State Highway One is a disturbing read. Gripping, though. As fast paced as the car roaring down those familiar NZ roads at death defying speed with the deranged, drunk, sleepless boy at the wheel and his harpy twin sister lighting his cigarettes and talking in his ear. He loses her occasionally but she always finds him again. Weird, that.
They’re both selfish, unlikable kids. They’re made that way by their selfish, unlikable parents who are Auckland mega-celebs: rich movie moguls who trot the globe and abandon their kids in the swanky party pad to finish their private schooling free-range. Do people like this really exist? Feels very LA, but perhaps Auckland is heading that way and growing a generation of rich, entitled brats.
So Alex, now 21, is called home after the fatal car crash that sets the story in motion. He has run away from his insufferable home life (the rich have the same problems as everyone else: family relationships, unrequited love, sexuality issues) and lands a high paying job in Dubai. We flash back there occasionally to see his problems have travelled with him. Other past memories give a bit of of coming-of-age feel to the story and make this the kind of book that would race around a classroom of adolescents, though the glorification of excessively stupid behaviour makes me uneasy.
The novel starts at high speed: Alex and his sister gunning up State Highway One to the top of the island, smoking and bitching. At Cape Reinga, where the spirits leave this land, they say good bye to their parents. Alex looks at a pohutukawa tree and contemplates suicide but his sister, Amy talks him out of it. She’s the boss. She’s always been the boss.
So it is when they get back to Auckland, Amy tells him to keep on driving. She wants to go all the way to the bottom of the country, to see Antarctica from the southern tip of Stewart Island (the kids aren’t hot on geography outside of Auckland and my inner geo-nerd suggests Coley’s also not as familiar with State Highway One as he might be).
This could be a cathartic roadie where the twins work through all their rage and hostility. Twins are meant to have this kind of bond, a magic empathy, right? Not these two. They are selfish and soulless and stupid for day after day. Amy goads Alex until his misses his flight back to Dubai, the car falls to pieces, he drives and drives in a condition that could easily kill them both and anyone else they meet on the road. Alex, in turn, thinks nothing of letting his sister walk off down some remote road to fend for herself. He abandons her in a hotel in Wellington. Dumps her when the car breaks down. These are flawed, narcissistic kids.
I developed scowl lines on my face reading State Highway One.
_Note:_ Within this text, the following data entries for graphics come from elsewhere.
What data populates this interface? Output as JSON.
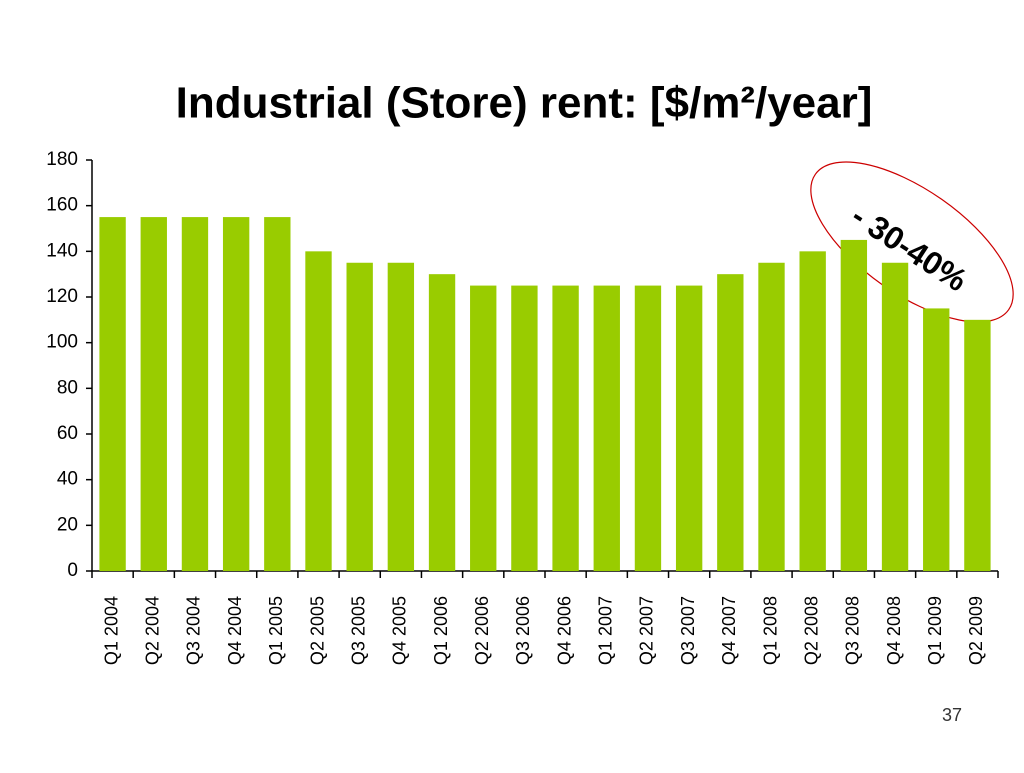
{
  "chart_data": {
    "type": "bar",
    "title": "Industrial (Store) rent: [$/m²/year]",
    "categories": [
      "Q1 2004",
      "Q2 2004",
      "Q3 2004",
      "Q4 2004",
      "Q1 2005",
      "Q2 2005",
      "Q3 2005",
      "Q4 2005",
      "Q1 2006",
      "Q2 2006",
      "Q3 2006",
      "Q4 2006",
      "Q1 2007",
      "Q2 2007",
      "Q3 2007",
      "Q4 2007",
      "Q1 2008",
      "Q2 2008",
      "Q3 2008",
      "Q4 2008",
      "Q1 2009",
      "Q2 2009"
    ],
    "values": [
      155,
      155,
      155,
      155,
      155,
      140,
      135,
      135,
      130,
      125,
      125,
      125,
      125,
      125,
      125,
      130,
      135,
      140,
      145,
      135,
      115,
      110
    ],
    "color": "#99cc00",
    "ylim": [
      0,
      180
    ],
    "yticks": [
      0,
      20,
      40,
      60,
      80,
      100,
      120,
      140,
      160,
      180
    ],
    "grid": false,
    "annotation": "- 30-40%"
  },
  "slide_number": "37"
}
Even when I clued in to what was going on I found it hard to sympathise with the way Alex works through his emotional problems.
But like Alex on his mission, this is a fast paced story and it’s hard to stop reading until you reach the very end. The book left me unbalanced, with a kind of upsetting feeling that I missed something I could have done and a general pissed-off-ness with youth that I seldom feel. That sort of emotional engagement is the sign of a good novel, though not necessarily an enjoyable read.